From the launching of plans to build the US Holocaust Memorial Museum, until well after its opening fifteen years later in 1993, controversy over content threatened to derail the project. . Scholars challenged the long assumed “uniqueness” of the Holocaust. Board members resigned. Proponents of uniqueness insisted that they were not claiming that Jewish suffering was worse than that of any other persecuted people. When some of them charged that others—Armenians, Ukrainians-- were “stealing their Holocaust”, they denied that their complaint was about losing some presumed moral or other pre-eminence.
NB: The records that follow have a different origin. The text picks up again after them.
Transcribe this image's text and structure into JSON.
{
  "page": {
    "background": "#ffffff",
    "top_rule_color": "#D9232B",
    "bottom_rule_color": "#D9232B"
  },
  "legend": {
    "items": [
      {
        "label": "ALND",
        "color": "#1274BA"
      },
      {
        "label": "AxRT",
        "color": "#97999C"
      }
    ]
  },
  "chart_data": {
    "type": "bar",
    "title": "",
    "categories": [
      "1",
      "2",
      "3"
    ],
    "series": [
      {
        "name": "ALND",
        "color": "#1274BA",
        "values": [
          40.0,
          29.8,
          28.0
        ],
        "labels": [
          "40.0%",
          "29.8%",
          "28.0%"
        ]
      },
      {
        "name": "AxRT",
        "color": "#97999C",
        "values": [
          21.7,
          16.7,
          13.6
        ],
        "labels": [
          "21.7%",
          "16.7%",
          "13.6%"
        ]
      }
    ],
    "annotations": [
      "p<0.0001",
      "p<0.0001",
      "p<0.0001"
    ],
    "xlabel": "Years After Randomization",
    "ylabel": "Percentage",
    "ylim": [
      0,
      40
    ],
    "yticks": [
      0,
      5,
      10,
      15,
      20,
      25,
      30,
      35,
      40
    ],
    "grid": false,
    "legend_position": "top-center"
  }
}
Then what were they worried about? What they felt slipping away was their Jewish identity: according to the pre-eminent scholar of Judaism, Jacob Neusner, all the talk about uniqueness “comes down to why the... [Holocaust] was “worse” than what the Armenians went through.” He found it “intellectually vulgar” and even “grotesque” to be arguing with other ethnic groups that our Holocaust was worse than theirs. “If you know who you are”, Neusner wrote, “you don’t have to make statements like that.” Is it possible that many Jews don’t know who they are except insofar as they have a unique victim identity? One can tour the sites of the death camps and learn the details of their operation, and come away knowing nothing about life of Polish Jewry. Critics have charged the “March of the Living” for not exposing its participants to the richness of the Jewish world that the Nazis extinguished. A Jewish identity based on catastrophe is a Jewish identity owed to anti-Semitism, which is a pretty a slim identity. But Jews were not committed to their continuity merely because there were those who wanted to annihilate them. They had created something that was, on its own terms, worth continuing and creating.
In the last
decades of the 20th century the Holocaust moved from the margins to
the center of how American Jews understand themselves as Jews, and how they
represent themselves to others. Has this
Holocaust-centred identity been destabilized by the absorption of the Holocaust
into Genocide Studies, and by the downgrading of anti-Semitism as a cause? That’s hard to say. There is always a lag
between academic discourse on any topic and what prevails in the general
culture. The continued merging of the
Holocaust with Genocide Studies is bound to have some effect, even though it
continues to be resisted by some prominent academics and by large segments of
the Jewish public. It should also be noted that a number of Jewish scholars as
well as lay folk promote the merger with Genocide Studies because such
“universalizing” of the Holocaust, as they see it, really elevates its
significance. In any case, there’s no
way of telling how many Jews ground their identity in the Holocaust and to what
extent they do. Whatever the number,
there remains an over-riding factor: times have changed since identity was an
inherited, non-negotiable fact of life.
In multi-cultural North America we are free to self-identify as we wish: our self-identification can be variable,
multiple, and malleable. And in
principle—bigots to the contrary-- it is a matter of choice.